6/13/2019

Securing the Supply Chain for Government Contractors through Integrated Risk Management: How to compete in the Deliver Uncompromised Environment

“Deliver Uncompromised” aims to protect critical technology from cradle-to-grave by establishing Security as a fourth pillar in acquisition, on par with Cost, Schedule, and Performance, and to embrace security, not as a "cost center" but as a key differentiator. – Defense Security Services (DSS)

At last month’s Spring Joint NDIA / AIA Industrial Security Conference, there were some indications as to how DSS plans to execute on Deliver Uncompromised. A few key mentions were the passage of Public Law No: 115-390 – The SECURE Technology Act, NIST 800 – 171, and the establishment of a Cybersecurity Maturity   Model Certification (CMMC) where a required CMMC Level (potentially 1 through 5) will be contained within RFP sections L&M and will serve as a gate of entry to bid on a contract. All these requirements are targeted at lowering supply chain risk.

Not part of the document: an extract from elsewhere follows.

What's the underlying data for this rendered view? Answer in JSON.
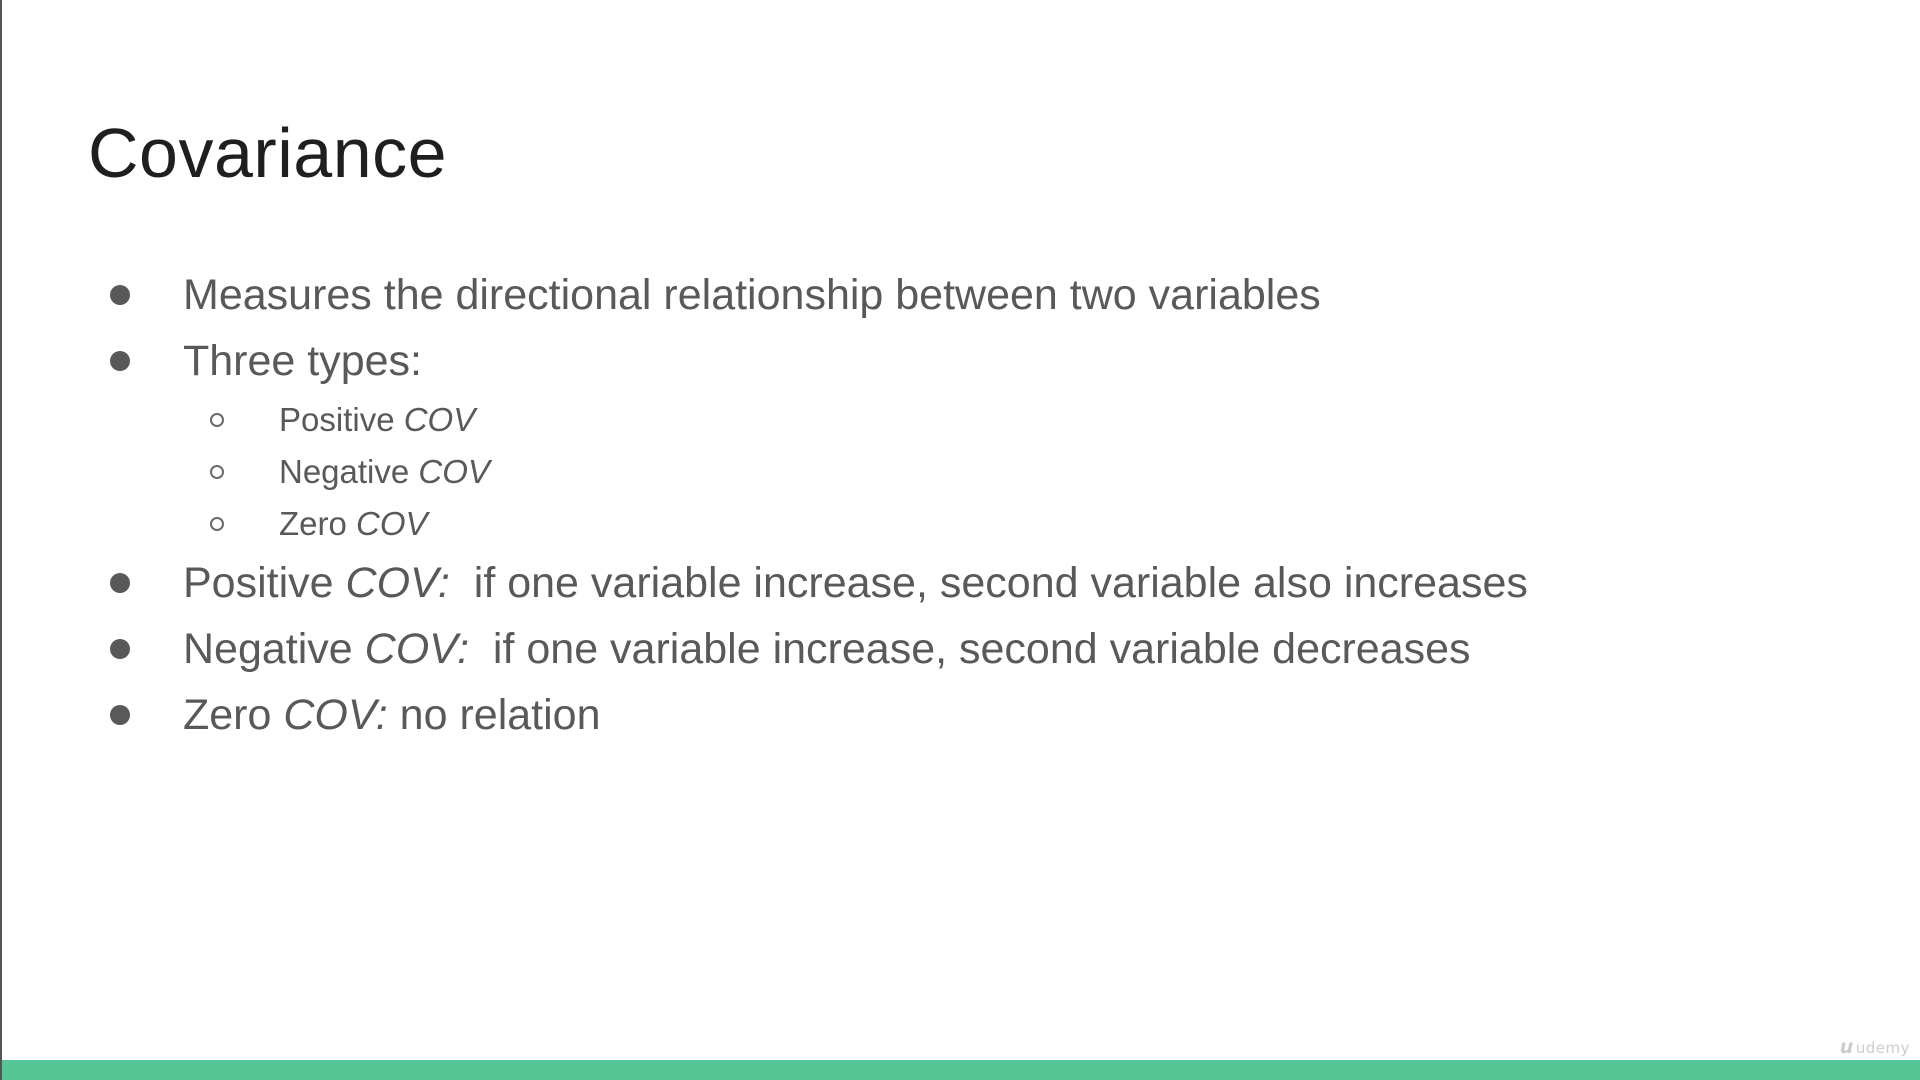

One approach for the Defense Industrial Base (DIB) to consider as it will have to compete within a Deliver Uncompromised environment and perhaps one that will require certification by 3rd party assessors for compliance with CMMC is through Continuous Adaptive Risk and Trust Assessment (CARTA). CARTA was coined by Gartner in 2018 and they’ve provided seven imperatives to assist in its implementation: 

Imperative No. 1

Replace One-Time Security Gates with Context-Aware, Adaptive and Programmable Security Platforms

Imperative No. 2

Continuously Discover, Monitor, Assess and Prioritize Risk — Proactively and Reactively

Imperative No. 3

Perform Risk and Trust Assessments Early in Digital Business Initiatives

Imperative No. 4

Instrument Infrastructure for Comprehensive, Full Stack Risk Visibility, Including Sensitive Data Handling

Imperative No. 5

Use Analytics, AI, Automation and Orchestration to Speed the Time to Detect and Respond, and to Scale Limited Resources

Imperative No. 6

Architect Security as an Integrated, Adaptive Programmable System, Not in Silos

Imperative No. 7

Put Continuous Data-Driven Risk Decision Making and Risk Ownership Into Business Units and Product Owners

Additionally, the ACT-IAT Zero Trust project recently published Cybersecurity trends paper defining trust as a foundational element of Zero Trust implementations. Dynamic, context aware trust elements are necessary in such projects. Many vendors are answering this call to action by providing risk or trust scoring as part of their next generation firewalls or endpoint services. Continuous Adaptive Trust (CAT) is an arbiter or orchestrator of that trust providing context beyond cyber data streams and looks beyond basic User and Entity Behavioral Analytics. 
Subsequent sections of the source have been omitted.